Of course, the driver works for more than just pinging. It works for all distributed Erlang messages. In theory, you can drop it in to any Erlang application and it should just work.

The question is: how well does it work? Is it any better than the default TCP/IP distribution driver? For that, I devised a simple benchmark.

RDMA Benchmark Diagram

For each in a given set of nodes, the program will spawn a hundred processes that sit in a tight loop performing RPCs. The number of RPCs is counted and can be compared between different network implementations.

The program was tested on four nodes of a cluster, each with:

  • 2 x Intel Xeon X5560 Quad Core @ 2.80 GHz
  • 48 GB memory
  • Mellanox ConnectX QDR PCI Gen2 Channel Adapter
  • Red Hat Enterprise Linux 5.9 64-bit
  • Erlang/OTP R16B03
  • Elixir 0.12.0
  • OFED 1.5.4

The results are summarized as follows:

RDMA Benchmark

The RDMA implementation offers around a 50% increase in messaging performance over the default TCP/IP driver in this test. I believe this is primarily explained by the reduction in context switching. Where the TCP implementation has to issue a system call for every send and receive operation, requiring a context switch to the kernel, the RDMA implementation only calls into the kernel to be notified of incoming packets. And if packets are coming in fast enough, as they are in this test, then the driver can process many packets per context switch. The RDMA driver stays completely in user-space for send operations.

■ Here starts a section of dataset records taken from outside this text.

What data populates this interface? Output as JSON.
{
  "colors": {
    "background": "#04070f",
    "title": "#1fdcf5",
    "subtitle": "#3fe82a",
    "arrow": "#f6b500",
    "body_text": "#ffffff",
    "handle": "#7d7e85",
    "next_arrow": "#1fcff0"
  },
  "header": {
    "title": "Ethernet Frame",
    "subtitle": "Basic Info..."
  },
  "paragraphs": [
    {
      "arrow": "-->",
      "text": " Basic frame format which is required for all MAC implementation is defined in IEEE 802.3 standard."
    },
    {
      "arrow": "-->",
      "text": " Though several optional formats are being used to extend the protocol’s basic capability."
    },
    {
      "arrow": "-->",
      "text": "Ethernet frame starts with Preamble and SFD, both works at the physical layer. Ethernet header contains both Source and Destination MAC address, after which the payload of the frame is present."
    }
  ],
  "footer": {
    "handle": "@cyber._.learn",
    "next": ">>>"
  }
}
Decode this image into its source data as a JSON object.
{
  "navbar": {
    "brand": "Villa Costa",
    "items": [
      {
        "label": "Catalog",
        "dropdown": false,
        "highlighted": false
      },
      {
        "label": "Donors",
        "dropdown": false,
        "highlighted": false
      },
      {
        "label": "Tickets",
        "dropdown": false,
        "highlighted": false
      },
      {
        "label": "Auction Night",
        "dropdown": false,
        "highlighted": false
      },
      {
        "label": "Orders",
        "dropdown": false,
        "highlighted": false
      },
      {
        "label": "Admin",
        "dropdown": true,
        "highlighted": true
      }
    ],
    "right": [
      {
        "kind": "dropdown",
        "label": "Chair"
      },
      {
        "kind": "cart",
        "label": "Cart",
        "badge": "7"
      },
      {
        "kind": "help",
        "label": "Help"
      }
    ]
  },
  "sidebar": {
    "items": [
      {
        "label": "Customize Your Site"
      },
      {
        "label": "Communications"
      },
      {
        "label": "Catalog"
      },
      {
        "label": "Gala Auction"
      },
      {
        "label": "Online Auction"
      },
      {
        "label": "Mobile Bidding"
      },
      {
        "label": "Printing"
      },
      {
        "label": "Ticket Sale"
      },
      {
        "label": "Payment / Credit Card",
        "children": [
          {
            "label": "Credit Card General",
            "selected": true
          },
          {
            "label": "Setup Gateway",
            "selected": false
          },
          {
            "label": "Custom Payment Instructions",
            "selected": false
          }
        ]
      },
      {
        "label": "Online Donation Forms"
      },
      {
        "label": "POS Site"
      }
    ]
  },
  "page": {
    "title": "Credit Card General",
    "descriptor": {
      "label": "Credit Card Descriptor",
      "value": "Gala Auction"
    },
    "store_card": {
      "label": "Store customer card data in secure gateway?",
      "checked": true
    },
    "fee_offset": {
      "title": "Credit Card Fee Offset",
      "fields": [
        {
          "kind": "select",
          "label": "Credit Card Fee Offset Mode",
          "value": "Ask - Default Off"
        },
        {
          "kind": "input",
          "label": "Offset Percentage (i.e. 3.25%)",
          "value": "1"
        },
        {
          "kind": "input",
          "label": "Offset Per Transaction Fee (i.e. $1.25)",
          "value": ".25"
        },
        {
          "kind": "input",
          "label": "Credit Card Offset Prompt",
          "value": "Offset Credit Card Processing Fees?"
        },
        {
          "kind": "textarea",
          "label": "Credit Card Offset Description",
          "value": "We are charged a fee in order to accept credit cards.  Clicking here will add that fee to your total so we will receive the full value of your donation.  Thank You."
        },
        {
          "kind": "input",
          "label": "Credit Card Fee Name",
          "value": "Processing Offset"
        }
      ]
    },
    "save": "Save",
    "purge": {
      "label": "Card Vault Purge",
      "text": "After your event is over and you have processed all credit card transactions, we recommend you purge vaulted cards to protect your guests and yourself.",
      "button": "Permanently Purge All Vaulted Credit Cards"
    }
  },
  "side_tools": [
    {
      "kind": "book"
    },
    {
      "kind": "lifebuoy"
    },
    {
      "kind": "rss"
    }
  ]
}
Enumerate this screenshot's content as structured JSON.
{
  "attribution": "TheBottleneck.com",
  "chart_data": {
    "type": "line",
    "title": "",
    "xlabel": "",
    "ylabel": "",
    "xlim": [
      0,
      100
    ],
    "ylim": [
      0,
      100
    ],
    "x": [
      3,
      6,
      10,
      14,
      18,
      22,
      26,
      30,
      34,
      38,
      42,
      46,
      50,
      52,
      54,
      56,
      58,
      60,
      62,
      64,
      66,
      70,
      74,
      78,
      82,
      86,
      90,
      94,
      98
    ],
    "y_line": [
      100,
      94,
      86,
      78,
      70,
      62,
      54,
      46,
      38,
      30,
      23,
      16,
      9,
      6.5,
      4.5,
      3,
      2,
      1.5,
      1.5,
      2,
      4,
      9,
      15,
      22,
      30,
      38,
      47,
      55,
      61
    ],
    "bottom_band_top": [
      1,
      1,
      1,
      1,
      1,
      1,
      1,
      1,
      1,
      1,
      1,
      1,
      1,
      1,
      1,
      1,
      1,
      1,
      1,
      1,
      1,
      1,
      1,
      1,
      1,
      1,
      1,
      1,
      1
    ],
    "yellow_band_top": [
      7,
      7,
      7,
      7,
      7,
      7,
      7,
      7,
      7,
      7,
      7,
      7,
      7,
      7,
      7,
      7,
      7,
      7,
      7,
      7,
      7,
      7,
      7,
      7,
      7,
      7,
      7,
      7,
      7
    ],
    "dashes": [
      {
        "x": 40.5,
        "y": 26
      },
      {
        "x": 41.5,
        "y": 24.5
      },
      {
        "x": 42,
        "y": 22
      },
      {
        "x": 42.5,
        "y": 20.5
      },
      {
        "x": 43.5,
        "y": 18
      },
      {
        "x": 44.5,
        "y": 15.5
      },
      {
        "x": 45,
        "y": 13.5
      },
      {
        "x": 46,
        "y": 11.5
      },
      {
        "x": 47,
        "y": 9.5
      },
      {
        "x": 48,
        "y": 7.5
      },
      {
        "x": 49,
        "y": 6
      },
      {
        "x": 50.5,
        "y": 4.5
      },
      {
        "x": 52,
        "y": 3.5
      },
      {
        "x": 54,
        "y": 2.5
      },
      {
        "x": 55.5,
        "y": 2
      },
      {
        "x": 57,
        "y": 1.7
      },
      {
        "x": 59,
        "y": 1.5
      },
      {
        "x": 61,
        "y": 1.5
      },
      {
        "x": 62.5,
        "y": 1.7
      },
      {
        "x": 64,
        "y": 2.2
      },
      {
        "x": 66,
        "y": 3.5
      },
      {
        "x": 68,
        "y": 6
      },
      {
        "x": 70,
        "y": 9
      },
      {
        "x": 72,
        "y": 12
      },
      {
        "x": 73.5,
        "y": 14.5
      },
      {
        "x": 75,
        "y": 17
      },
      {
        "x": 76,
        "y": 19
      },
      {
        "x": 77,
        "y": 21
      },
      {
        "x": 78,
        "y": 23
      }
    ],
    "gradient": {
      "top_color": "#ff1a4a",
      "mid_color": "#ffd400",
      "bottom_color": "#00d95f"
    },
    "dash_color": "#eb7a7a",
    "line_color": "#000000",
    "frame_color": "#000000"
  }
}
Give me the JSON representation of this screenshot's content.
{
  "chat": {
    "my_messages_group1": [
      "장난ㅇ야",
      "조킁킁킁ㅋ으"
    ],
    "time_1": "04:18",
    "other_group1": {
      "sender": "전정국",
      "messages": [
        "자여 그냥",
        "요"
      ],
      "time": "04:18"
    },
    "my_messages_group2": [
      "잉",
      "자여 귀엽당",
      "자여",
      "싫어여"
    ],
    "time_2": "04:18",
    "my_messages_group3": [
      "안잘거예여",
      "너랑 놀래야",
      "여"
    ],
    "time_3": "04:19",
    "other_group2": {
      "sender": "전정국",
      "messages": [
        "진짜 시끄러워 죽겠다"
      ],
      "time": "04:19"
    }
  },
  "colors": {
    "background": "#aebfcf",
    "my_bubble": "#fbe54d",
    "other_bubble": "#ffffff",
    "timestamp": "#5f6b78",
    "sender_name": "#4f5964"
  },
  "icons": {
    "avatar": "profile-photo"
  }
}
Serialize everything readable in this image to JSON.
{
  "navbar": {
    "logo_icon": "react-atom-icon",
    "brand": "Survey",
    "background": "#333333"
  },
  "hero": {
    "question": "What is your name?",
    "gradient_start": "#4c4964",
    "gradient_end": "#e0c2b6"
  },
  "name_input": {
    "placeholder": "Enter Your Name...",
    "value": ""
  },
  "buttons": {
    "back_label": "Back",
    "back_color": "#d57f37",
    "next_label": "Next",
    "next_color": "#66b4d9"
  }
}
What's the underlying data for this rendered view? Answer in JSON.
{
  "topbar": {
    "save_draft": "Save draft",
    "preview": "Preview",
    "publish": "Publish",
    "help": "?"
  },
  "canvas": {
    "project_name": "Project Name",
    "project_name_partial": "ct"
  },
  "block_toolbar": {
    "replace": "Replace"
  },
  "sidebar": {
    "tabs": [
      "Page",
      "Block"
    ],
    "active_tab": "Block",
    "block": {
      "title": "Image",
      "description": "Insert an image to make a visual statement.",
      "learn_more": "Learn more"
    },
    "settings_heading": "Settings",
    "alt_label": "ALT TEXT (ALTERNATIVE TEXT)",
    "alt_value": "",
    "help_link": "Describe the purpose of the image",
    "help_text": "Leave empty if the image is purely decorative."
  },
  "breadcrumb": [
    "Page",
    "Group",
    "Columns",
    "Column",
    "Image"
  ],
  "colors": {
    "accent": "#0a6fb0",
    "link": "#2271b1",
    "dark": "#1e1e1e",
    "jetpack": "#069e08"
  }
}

You may be wondering why the TCP driver performed about the same over the Ethernet and InfiniBand interfaces. These RPC operations involve very small messages, on the order of tens of bytes being passed back and forth, so this test really highlights the overhead of the network stacks, which is what I intended. I would imagine increasing the message size would make the InfiniBand interfaces take off, but I’ll leave that for a future test. Indeed, there are many more benchmarks I should perform.

Also, for now I’m avoiding the obvious comparison between Erlang and MPI. MPI libraries tend to have very mature, sophisticated RDMA implementations that I know I can’t compete against yet. I’d rather focus on improving the driver. I’ve started a to-do list. Feel free to pitch in and send me some pull requests on GitHub!

One last thing: Thank you The Geek in the Corner for your basic RDMA examples, and thank you Erlang/OTP community and Ericsson for your awesome documentation. As for my goal of wanting to learn about InfiniBand, I’d say goal accomplished.